Mais je me calmai rapidement, une question me trottant dans la tête. Je me rassis en lui demandant plus posément:

« C'est si évident que ça? "

– Oh! Bien moins que Cecilia et David si c'est ce qui t'inquiète! En réalité, je crois même que je suis la seule à être au courant. Enfin, c'est depuis l'histoire avec Chris, j'ai l'impression de sentir ce genre de tensions entre les gens. Par exemple, l'autre fois j'avais bien senti un truc entre toi et Caleb mais j'avais rien dit, parce que je savais pas ce que ça signifiait et je voulais pas foutre la merde. Mais quand au final il s'est avéré qu'il y avait vraiment quelque chose, j'ai compris. Alors je me suis remémoré la fois où on avait séché chez toi, et que je vous avais vu tous les deux. C'était la même chose, mais moins évident, plus fort, et surtout... réciproque. »

Je méditai quelques instants ses paroles. Un truc... entre As et moi... Ouais, ça me semblait évident. Mais... ce genre de truc? Réciproque qui plus est? Je n'y avais avais jamais pensé, mais cela me semblait effectivement plutôt vraisemblable.

« Et puis il est quand même sexy... »

La phrase de Amélie me coupa en plein dans mes réflexions.

« Hein? Qui ça? m'exclamai-je.

– Bah Evans. »

Je soupirai, soulagée. Oui, un instant j'avais bien cru qu'elle parlait de As. M'en rendre compte me troubla. Depuis quand était-il devenu si... important? Je savais très bien que ce n'était pas la première fois que je me posais la question, mais chaque fois le lien qui nous unissait semblait se resserrer. Tout ça semblait pourtant si simple... Quand j'étais avec lui je ne me posais pas toutes ces questions; à ses côtés, je me contentais juste... d'en profiter.

La cloche mit fin à mes réflexions, et je partis poser mon plateau tandis que mon amie rejoignait déjà son prochain cours.

Quand j'ouvris mon casier pour sortir mes affaires d'anglais, je remarquai tout de suite la feuille blanche pliée en deux qui y avait été glissée.
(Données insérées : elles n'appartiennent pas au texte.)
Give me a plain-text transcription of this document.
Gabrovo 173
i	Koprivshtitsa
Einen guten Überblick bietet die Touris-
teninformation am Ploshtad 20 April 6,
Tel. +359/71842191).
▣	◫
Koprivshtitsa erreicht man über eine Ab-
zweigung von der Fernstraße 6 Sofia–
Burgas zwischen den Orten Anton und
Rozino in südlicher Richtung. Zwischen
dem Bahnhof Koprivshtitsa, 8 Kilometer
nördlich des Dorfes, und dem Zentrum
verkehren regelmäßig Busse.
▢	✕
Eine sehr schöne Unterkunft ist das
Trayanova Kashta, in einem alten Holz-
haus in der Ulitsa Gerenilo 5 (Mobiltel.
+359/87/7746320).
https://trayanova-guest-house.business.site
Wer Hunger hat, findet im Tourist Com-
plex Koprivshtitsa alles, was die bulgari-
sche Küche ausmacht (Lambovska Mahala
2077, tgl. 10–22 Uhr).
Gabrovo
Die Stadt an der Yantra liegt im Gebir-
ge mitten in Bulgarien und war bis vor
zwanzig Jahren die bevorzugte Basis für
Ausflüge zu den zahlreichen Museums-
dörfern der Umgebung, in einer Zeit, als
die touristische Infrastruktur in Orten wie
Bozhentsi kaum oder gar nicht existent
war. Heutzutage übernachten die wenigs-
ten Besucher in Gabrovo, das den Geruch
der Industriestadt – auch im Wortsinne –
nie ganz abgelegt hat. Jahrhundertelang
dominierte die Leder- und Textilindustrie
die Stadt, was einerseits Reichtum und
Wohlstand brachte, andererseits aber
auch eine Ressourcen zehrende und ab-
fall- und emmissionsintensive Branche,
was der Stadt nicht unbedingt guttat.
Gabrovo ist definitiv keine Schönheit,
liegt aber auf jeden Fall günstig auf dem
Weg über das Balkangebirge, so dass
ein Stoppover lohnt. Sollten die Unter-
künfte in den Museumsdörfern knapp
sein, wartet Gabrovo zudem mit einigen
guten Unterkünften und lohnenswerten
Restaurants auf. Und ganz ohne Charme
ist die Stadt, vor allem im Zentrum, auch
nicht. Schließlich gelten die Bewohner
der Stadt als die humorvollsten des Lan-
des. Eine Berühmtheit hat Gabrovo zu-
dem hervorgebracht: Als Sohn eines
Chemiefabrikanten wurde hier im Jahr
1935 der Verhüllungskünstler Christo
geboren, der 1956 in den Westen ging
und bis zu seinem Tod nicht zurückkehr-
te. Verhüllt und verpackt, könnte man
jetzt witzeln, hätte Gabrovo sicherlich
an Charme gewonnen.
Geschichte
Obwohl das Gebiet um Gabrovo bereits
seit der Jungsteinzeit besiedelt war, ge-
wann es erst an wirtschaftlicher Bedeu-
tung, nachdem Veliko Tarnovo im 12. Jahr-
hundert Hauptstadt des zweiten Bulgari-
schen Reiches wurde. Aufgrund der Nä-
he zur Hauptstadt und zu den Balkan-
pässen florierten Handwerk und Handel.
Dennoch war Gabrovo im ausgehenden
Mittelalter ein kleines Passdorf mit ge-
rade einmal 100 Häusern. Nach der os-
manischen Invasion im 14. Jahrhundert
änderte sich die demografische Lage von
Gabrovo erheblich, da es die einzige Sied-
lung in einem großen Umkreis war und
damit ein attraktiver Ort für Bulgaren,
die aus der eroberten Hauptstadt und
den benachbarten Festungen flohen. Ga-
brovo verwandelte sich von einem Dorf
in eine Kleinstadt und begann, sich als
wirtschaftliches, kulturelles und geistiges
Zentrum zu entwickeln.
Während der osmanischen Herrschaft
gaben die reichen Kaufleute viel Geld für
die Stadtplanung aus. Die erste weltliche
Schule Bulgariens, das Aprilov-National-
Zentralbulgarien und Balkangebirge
Me doutant plus ou moins du destinataire, je l'ouvris un sourire aux lèvres, me fichant bien d'arriver en retard en cours:

« Ça te dit que je te ramène ce soir? Ne t'en fais pas, je t'ai prévu un casque cette fois ;) Signé ton AS. »

Un tour de moto blottie contre contre lui... Hum après tout, pourquoi pas?

Je rejoignis ma salle de cours en pirouettes, impatiente que les cours se terminent. Aux regards éberlués de mes camarades quand j'entrai dans la salle, je me rappelai que les murs de cette pièce étaient vitrés. Bon ben pour la discrétion, c'était râpé.